FNPs also work with older adults to provide preventive health guidance, as they’re at a higher risk for different chronic conditions.

Make health accessible through community outreach

Family nurse practitioners provide primary and preventive care in different settings than primary care physicians. They’re more likely to practice in rural settings and work with marginalized groups, uninsured patients, and others who wish to avoid hospitals.

You’ll find FNPs in rural urgent-care clinics, community health clinics, specialty clinics, college campuses, worksite health centers, and more. Being available in all these practice locations, FNPs make health accessible to everyone through community outreach. Patients can get health education and essential preventative services like immunizations, disease screenings, blood testing, and more.

By facilitating access to care, FNPs can connect patients to the services they need and provide counseling services.

Provide tertiary prevention to prevent disease progression

Family nurse practitioners also play a role in providing tertiary prevention to patients. The focus of tertiary prevention is to help individuals manage complex health issues like chronic diseases over time and minimize suffering. As qualified practitioners, FNPs seek to improve the patient’s quality of life even when dealing with permanent impairments.

These healthcare professionals facilitate chronic disease management programs, rehabilitation programs, support groups, and vocational programs that retain workers. All this is meant to reduce the impact of complications.

A good example is when an FNP works with a patient with diabetes to help prevent the disease from progressing to blindness. The medical professional provides prompt treatment to avoid further complications and restore function.

Advocate for policies that prioritize patients’ health

Family nurse practitioners also work behind the scenes to advocate for measures and policies that prioritize their patients’ health.

FNPs work to protect, promote, and preserve their patient’s well-being. They advocate for patients by connecting them to their needed resources, such as financial assistance, transportation, and other resources. These health professionals also take time to review and correct any errors that could be present in patient’s healthcare information.
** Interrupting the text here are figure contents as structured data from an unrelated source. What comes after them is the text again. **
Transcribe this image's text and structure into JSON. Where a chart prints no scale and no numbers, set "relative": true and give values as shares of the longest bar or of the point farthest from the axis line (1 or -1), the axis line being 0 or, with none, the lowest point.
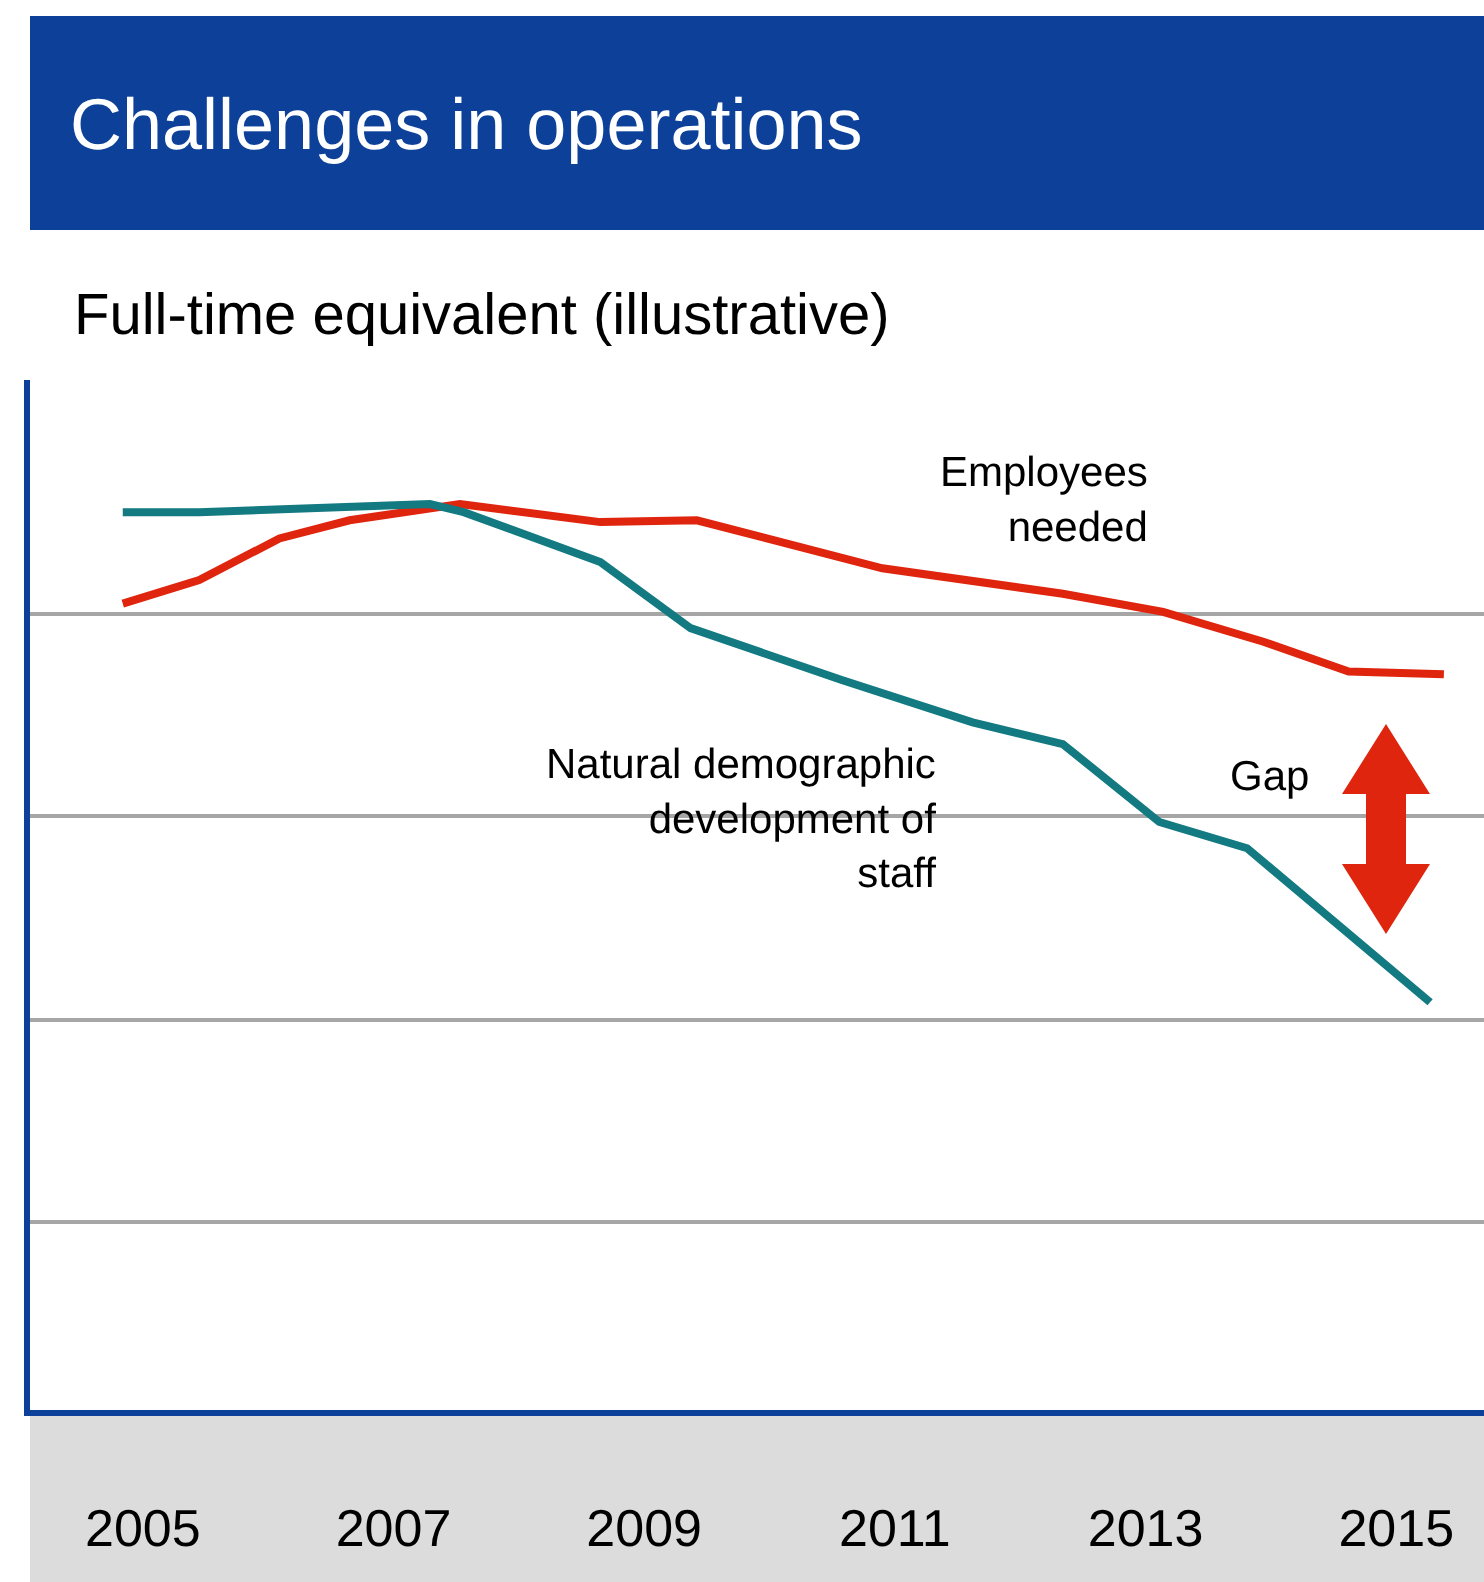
{
  "chart_data": {
    "type": "line",
    "title": "Challenges in operations",
    "subtitle": "Full-time equivalent (illustrative)",
    "relative": true,
    "xlim": [
      2004.1,
      2015.7
    ],
    "xticks": [
      2005,
      2007,
      2009,
      2011,
      2013,
      2015
    ],
    "grid": "y",
    "legend": false,
    "marker": "none",
    "line_style": "solid",
    "annotations": [
      "Gap"
    ],
    "series": [
      {
        "name": "Employees\nneeded",
        "color": "#e0250f",
        "x": [
          2004.84,
          2005.45,
          2006.09,
          2006.65,
          2007.53,
          2008.65,
          2009.42,
          2010.9,
          2012.34,
          2013.14,
          2013.94,
          2014.62,
          2015.38
        ],
        "values": [
          0.89,
          0.916,
          0.962,
          0.982,
          1.0,
          0.98,
          0.982,
          0.929,
          0.901,
          0.881,
          0.848,
          0.815,
          0.812
        ]
      },
      {
        "name": "Natural demographic\ndevelopment of\nstaff",
        "color": "#127a80",
        "x": [
          2004.84,
          2005.45,
          2007.29,
          2007.56,
          2008.65,
          2009.37,
          2010.57,
          2011.62,
          2012.34,
          2013.11,
          2013.81,
          2015.27
        ],
        "values": [
          0.991,
          0.991,
          1.0,
          0.991,
          0.936,
          0.863,
          0.806,
          0.759,
          0.735,
          0.649,
          0.62,
          0.45
        ]
      }
    ]
  }
}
The review process can also help address any patient care oversights.

Advocacy also involves educating patients on improving their quality of life and managing health issues. FNPs discuss a diagnosis and available treatment options with patients and their families. They listen to their patients’ wishes and communicate them to others, which helps them protect patients’ rights to make informed choices about their health.

At an organizational level, FNPs also work with advocacy groups to raise awareness and provide a perspective on issues that patients and their families must deal with. They can advocate for patients at annual healthcare meetings, seminars, and conferences. FNPs sometimes write letters to different stakeholders in the health sector to encourage them to act and improve patient outcomes.

The future of family nurse practitioners

Family nurse practitioners (FNPs) are uniquely positioned to help people make informed health decisions. That ultimately leads to disease prevention and health promotion. The role of FNPs is expected to grow over the next decade to help curb the primary care shortage in the country. In the coming years, FNP’s role in preventive care will also increase in low-access and underserved areas, making them a valuable asset in the healthcare sector.